Probably not because the $1 million liquidated damage amount for each breach appears to be an unenforceable penalty rather than an estimation of likely damages should confidentiality be breached. For the same reason, it also isn't fair and most plaintiffs' attorneys would never allow a client to sign such a provision (unless their client is desperate for the money or the attorney believes the clause is unenforceable).
So far, however, this confidentiality clause has kept Daniels relatively quiet. Had there been no such provision, or if the court in the pending litigation refuses to uphold it, she undoubtedly will "tell all" of the sordid details in a book deal, which is likely to follow -- and, regardless, she may possibly do so on "60 Minutes" this weekend.
Meanwhile, as the porn star touted passing a polygraph test to prove she's not lying about her 2006-2007 tryst with Trump, another woman is suing to get out from under a 2016 confidentiality agreement so she can discuss her alleged affair with Trump. This week former Playboy Playmate of the Year, Karen McDougal, has filed suit in Los Angeles.
Confidentiality clauses serve useful purposes.
They protect the reputation of the alleged harasser when frivolous claims are brought. They also protect the plaintiff who does not want it known that she was subjected to sexual abuse or that she sued her employer. Finally, confidentiality clauses make it easier to settle cases because they protect the good will of the employer.
In fact, companies will pay more to a victim of harassment as hush money to avoid the impact of these types of allegations on their bottom-lines. Bad publicity from these cases can be devastating, as Harvey Weinstein's now bankrupt company recently learned.

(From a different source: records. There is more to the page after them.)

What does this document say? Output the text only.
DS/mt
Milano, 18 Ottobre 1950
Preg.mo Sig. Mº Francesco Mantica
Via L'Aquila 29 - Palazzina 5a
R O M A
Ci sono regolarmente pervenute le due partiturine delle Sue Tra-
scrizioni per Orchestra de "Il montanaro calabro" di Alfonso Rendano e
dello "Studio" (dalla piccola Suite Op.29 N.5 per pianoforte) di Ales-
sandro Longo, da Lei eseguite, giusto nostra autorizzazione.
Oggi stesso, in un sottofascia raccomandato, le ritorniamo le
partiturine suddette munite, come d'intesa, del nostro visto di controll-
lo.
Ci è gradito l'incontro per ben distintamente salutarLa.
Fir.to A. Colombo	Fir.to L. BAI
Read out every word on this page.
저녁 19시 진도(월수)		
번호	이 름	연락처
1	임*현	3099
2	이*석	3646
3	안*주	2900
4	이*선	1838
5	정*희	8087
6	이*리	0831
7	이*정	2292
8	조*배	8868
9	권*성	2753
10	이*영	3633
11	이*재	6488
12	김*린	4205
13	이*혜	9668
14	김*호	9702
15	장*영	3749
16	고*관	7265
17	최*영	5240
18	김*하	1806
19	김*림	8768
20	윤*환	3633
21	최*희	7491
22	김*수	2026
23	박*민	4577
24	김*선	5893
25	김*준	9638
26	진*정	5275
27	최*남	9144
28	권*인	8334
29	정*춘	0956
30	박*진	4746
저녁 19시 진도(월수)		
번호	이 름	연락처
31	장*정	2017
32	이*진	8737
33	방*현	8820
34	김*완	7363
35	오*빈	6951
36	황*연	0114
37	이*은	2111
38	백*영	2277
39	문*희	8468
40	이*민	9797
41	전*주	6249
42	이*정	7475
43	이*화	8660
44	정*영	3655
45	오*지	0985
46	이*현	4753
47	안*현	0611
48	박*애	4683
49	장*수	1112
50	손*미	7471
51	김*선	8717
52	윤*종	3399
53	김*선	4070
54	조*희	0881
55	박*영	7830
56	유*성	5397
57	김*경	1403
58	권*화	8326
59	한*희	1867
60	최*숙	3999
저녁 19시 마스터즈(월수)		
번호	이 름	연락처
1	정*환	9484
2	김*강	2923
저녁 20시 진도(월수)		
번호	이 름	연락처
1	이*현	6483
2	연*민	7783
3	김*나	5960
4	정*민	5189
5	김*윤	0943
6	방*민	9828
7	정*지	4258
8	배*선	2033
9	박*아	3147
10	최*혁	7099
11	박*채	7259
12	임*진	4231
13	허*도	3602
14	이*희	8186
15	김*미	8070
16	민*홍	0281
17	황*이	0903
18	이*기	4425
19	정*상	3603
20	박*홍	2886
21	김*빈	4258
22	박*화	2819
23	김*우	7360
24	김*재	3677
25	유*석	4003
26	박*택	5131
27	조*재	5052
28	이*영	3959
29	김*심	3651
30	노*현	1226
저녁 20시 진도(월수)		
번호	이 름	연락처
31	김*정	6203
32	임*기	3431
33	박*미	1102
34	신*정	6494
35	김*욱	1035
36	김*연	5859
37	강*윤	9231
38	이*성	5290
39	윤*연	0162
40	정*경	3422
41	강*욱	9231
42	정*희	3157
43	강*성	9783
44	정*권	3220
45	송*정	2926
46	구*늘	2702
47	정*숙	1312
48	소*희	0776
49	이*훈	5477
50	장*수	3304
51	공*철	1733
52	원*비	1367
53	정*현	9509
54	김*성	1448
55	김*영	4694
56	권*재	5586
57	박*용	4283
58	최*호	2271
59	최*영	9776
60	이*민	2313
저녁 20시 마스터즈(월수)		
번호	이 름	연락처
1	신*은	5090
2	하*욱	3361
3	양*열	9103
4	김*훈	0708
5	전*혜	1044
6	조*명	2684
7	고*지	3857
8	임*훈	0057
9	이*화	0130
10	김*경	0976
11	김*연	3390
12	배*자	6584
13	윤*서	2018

On the other hand, as seen lately, confidentiality clauses enable harassers to continue their pattern of abuse and expose other unsuspecting victims to this same treatment. Weighing the advantages and disadvantages of these provisions, the time has come to limit the use of these "gag-orders" and Congress agrees.
Buried deep inside the new Tax Cuts and Jobs Act is a provision which disallows tax deductions for monies employers pay to harassment victims and for legal fees if the parties enter into a confidentiality agreement. In essence, since late December parties must choose between deductibility and confidentiality.
For now this seems to be a fair middle ground. It enables companies to protect themselves and alleged harassers against frivolous claims by insisting upon confidentiality while at the same time also providing victims with some leverage to insist upon no confidentiality.
Lawyers of course will find some work-arounds, whether through stronger clauses confirming that the settlement is not an admission of liability or requiring the victim to confirm in an agreement -- whether or not it is true -- that there simply was no harassment. The settlement value of harassment cases also might go down somewhat to make up for a company's loss of the tax deduction when it is insisting upon confidentiality.
Only time will tell whether this law goes far enough to expose harassers and deter their behavior in the first place.